Like in his 1969 great and somber western movie, “The Wide Bunch”, Peckinpah uncomfortably emphasizes how this widespread, and yet undesirable, even regretted, violence is tragically the natural environment where children grow up, getting used to it, taking it in strides, shaping their behaviors. The many children of the couple running the coaching inn would just gawk as the antagonists duel; other kids would run away gaily with the beheaded chicken; others would play carefree with the noose awaiting Billy. America seems to bequeath a most grim and inhuman world, with violence as a hopeless way of life, to survive or to protest: the film ends with a kid throwing pebbles at Garrett and his aides as they ride away from the dead body of Billy the Kid.

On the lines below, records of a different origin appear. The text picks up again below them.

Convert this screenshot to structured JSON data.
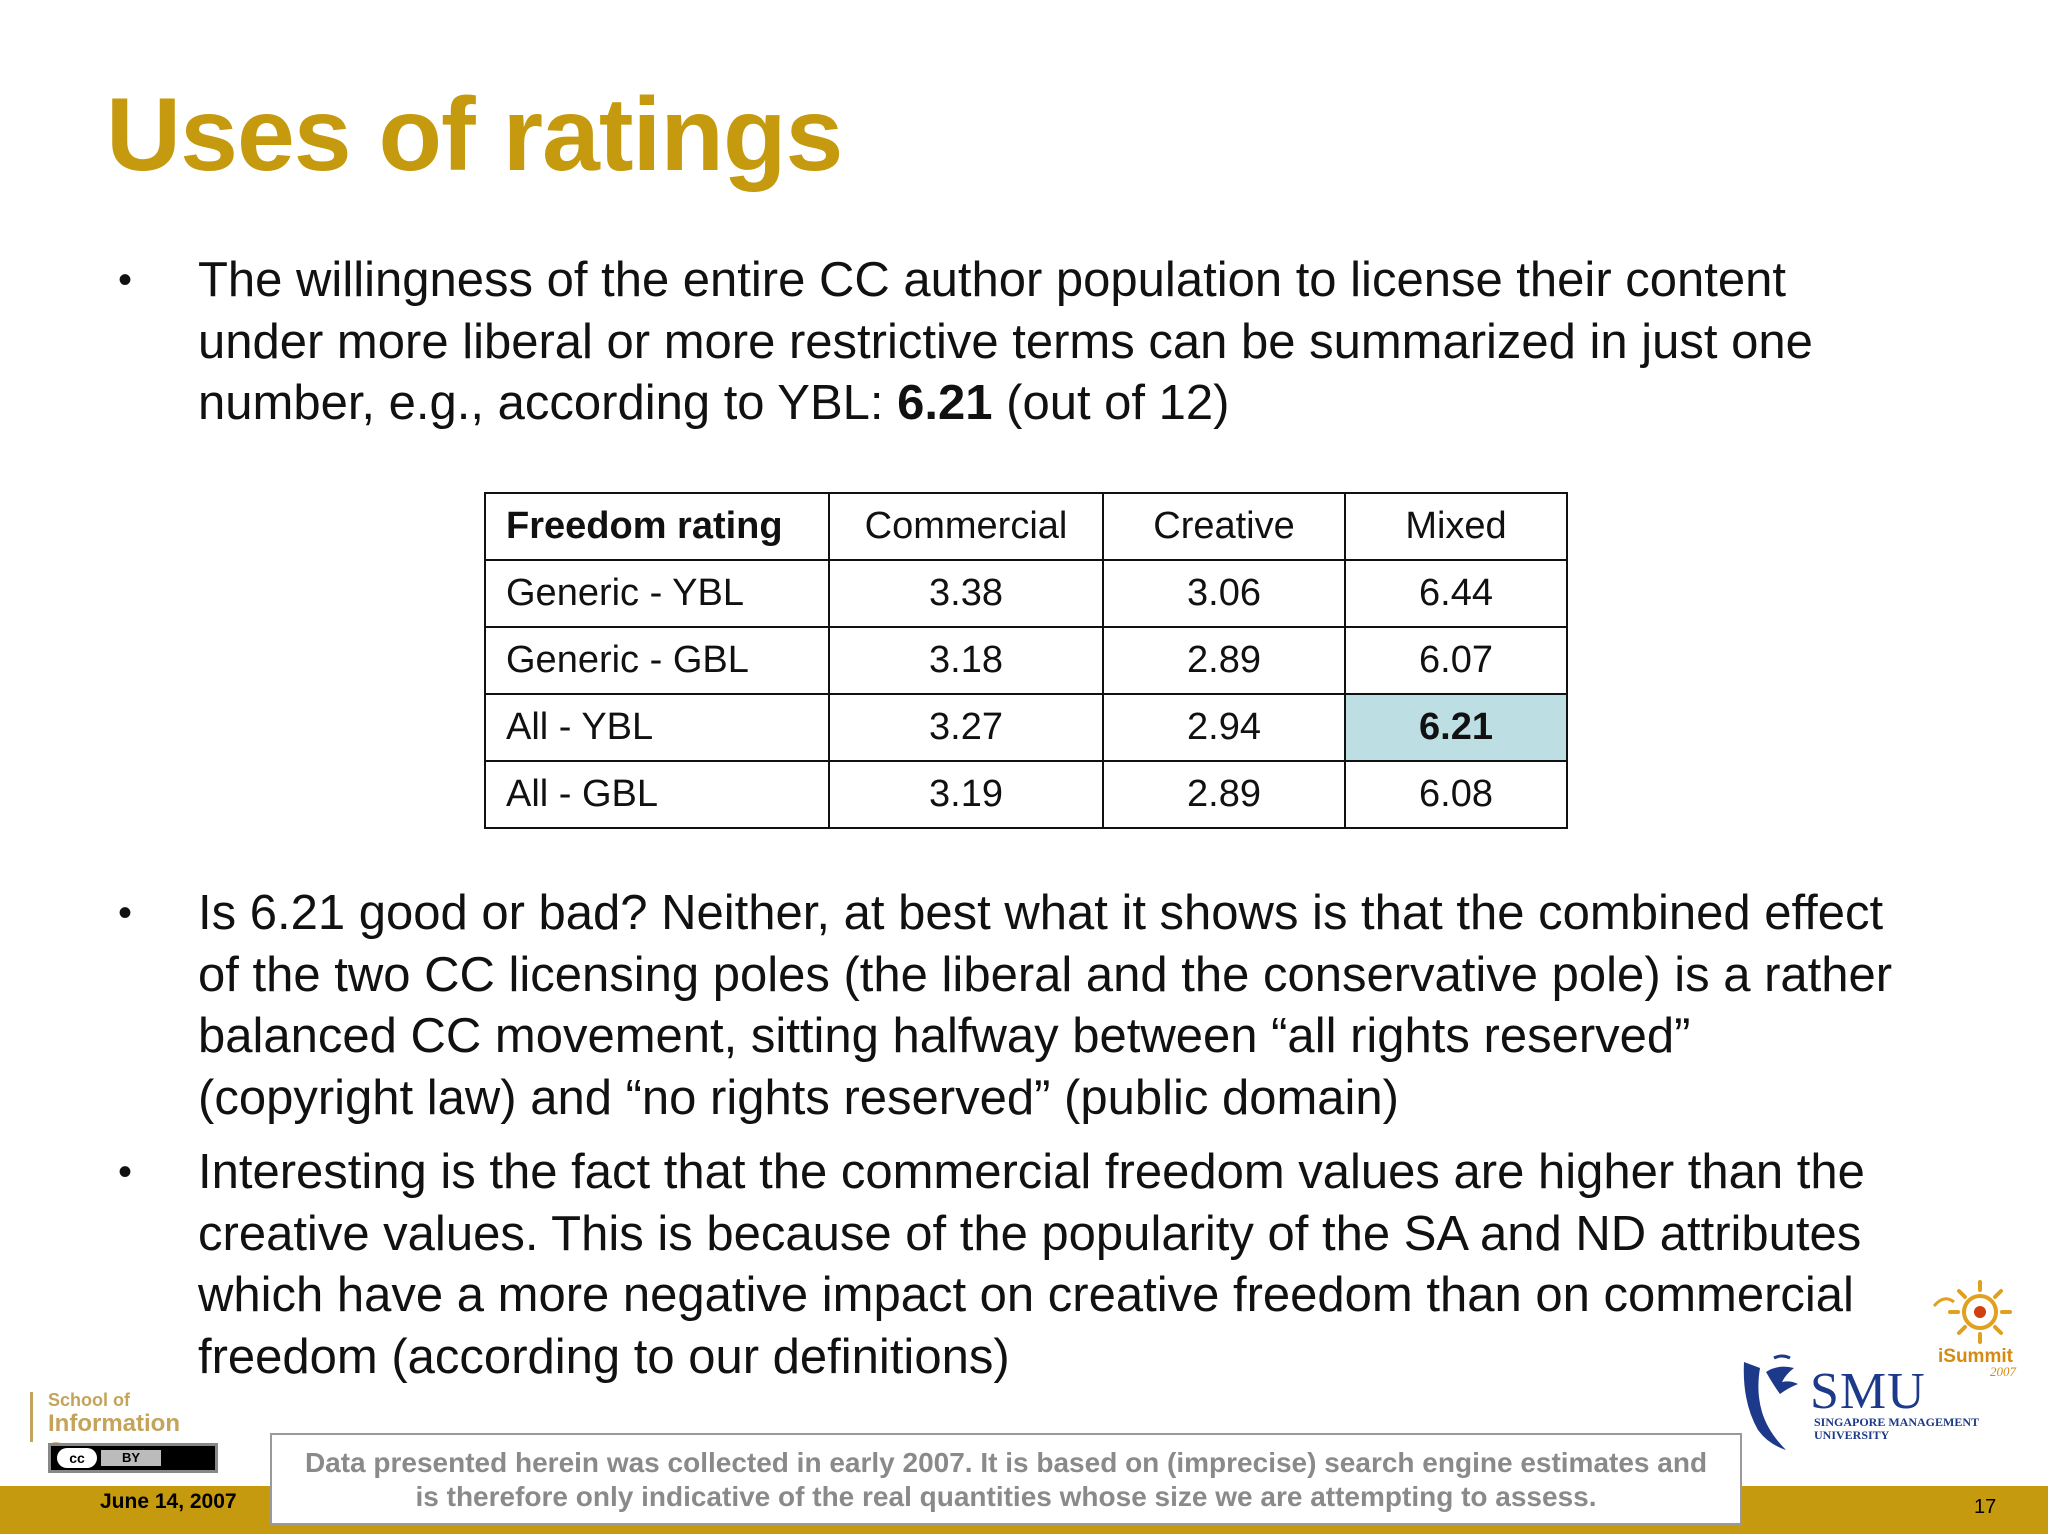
{
  "slide": {
    "title": "Uses of ratings",
    "bullet_char": "•",
    "bullet1": {
      "before": "The willingness of the entire CC author population to license their content under more liberal or more restrictive terms can be summarized in just one number, e.g., according to YBL: ",
      "value": "6.21",
      "after": " (out of 12)"
    },
    "bullet2": "Is 6.21 good or bad? Neither, at best what it shows is that the combined effect of the two CC licensing poles (the liberal and the conservative pole) is a rather balanced CC movement, sitting halfway between “all rights reserved” (copyright law) and “no rights reserved” (public domain)",
    "bullet3": "Interesting is the fact that the commercial freedom values are higher than the creative values. This is because of the popularity of the SA and ND attributes which have a more negative impact on creative freedom than on commercial freedom (according to our definitions)"
  },
  "table": {
    "headers": [
      "Freedom rating",
      "Commercial",
      "Creative",
      "Mixed"
    ],
    "rows": [
      [
        "Generic - YBL",
        "3.38",
        "3.06",
        "6.44"
      ],
      [
        "Generic - GBL",
        "3.18",
        "2.89",
        "6.07"
      ],
      [
        "All - YBL",
        "3.27",
        "2.94",
        "6.21"
      ],
      [
        "All - GBL",
        "3.19",
        "2.89",
        "6.08"
      ]
    ],
    "highlight_color": "#bddfe4"
  },
  "footer": {
    "date": "June 14, 2007",
    "page_number": "17",
    "disclaimer_line1": "Data presented herein was collected in early 2007. It is based on (imprecise) search engine estimates and",
    "disclaimer_line2": "is therefore only indicative of the real quantities whose size we are attempting to assess.",
    "school_line1": "School of",
    "school_line2": "Information Systems",
    "cc_label": "cc",
    "by_label": "BY",
    "smu_name": "SMU",
    "smu_sub1": "SINGAPORE MANAGEMENT",
    "smu_sub2": "UNIVERSITY",
    "isummit_name": "iSummit",
    "isummit_year": "2007"
  },
  "colors": {
    "title_gold": "#c59a0e",
    "footer_bar": "#c59a0e",
    "smu_blue": "#1d3a8a",
    "isummit_orange": "#d58a11"
  }
}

This final image of anger and revolt is a reminder of how popular Billy has been. The outlaw was after all standing up against a violent order benefiting the wealthier and what he clearly expresses how he resents the that his erstwhile companion was supported by a powerful rancher, who delivered him all the votes needed to get elected sheriff. Chisum is often evoked, his underlings shot killing and torturing whoever trespass his sprawling properties, but he comes into sight belatedly and briefly, but the scene is chilling enough, leaving no doubt about how ruthless, disparaging, haughty he is and what an awesome power he wields. The clash between Garrett and Billy thus illustrate a crucial fault line of the vaunted freedom of the West, that the place is contaminated and spoiled by greed and capitalism. More roguish and stubborn than ever, Billy refuses to accept the change and stands by his friends and the poor, while Garrett, feeling old and growing wary, embraces the new order – though without any enthusiasm (a candid, irreverent talk with two businessmen at the state governor’s palace makes this point plain, and comically so).
“Pat Garrett and Billy the Kid” stuns with a wide vision that boldly veers from one singular atmosphere to its polar opposite in a wink, without transition: the camera captures the hectic stream of life and death as it happens, with events seguing into each other abruptly, delivering a jarring, baffling continuity within the same space. All that is needed is a group of folks coming up from nowhere: then a playful chase of turkeys involving Billy and a few pals morphs into a repugnant killing and a spectacular gunfight as Chisum’s guys ride into the scenic shot; or the brutal, unabashedly misogynistic, interrogation of a hooker by Garrett suddenly becomes a joyous orgy as others prostitutes step gaily into the hotel room, the rest of the scene getting a wholly unexpected and incredible light-hearted and raunchy quality (that could be read as being equally misogynistic by the way; or the wait in a bar run by an old friend switches from a brooding moment to vicious game of humiliation, the camera using all along the same angles, once three of Billy’s sidekicks arrive. These sudden shifts of mood and register fit with the overall sentiment of real mess and destructive chaos the narrative is and in fact any honest and straightforward western should be according to Peckinpah (who was reportedly even more drunken, obstreperous, unruly as ever, while his production overran the budget and the schedule).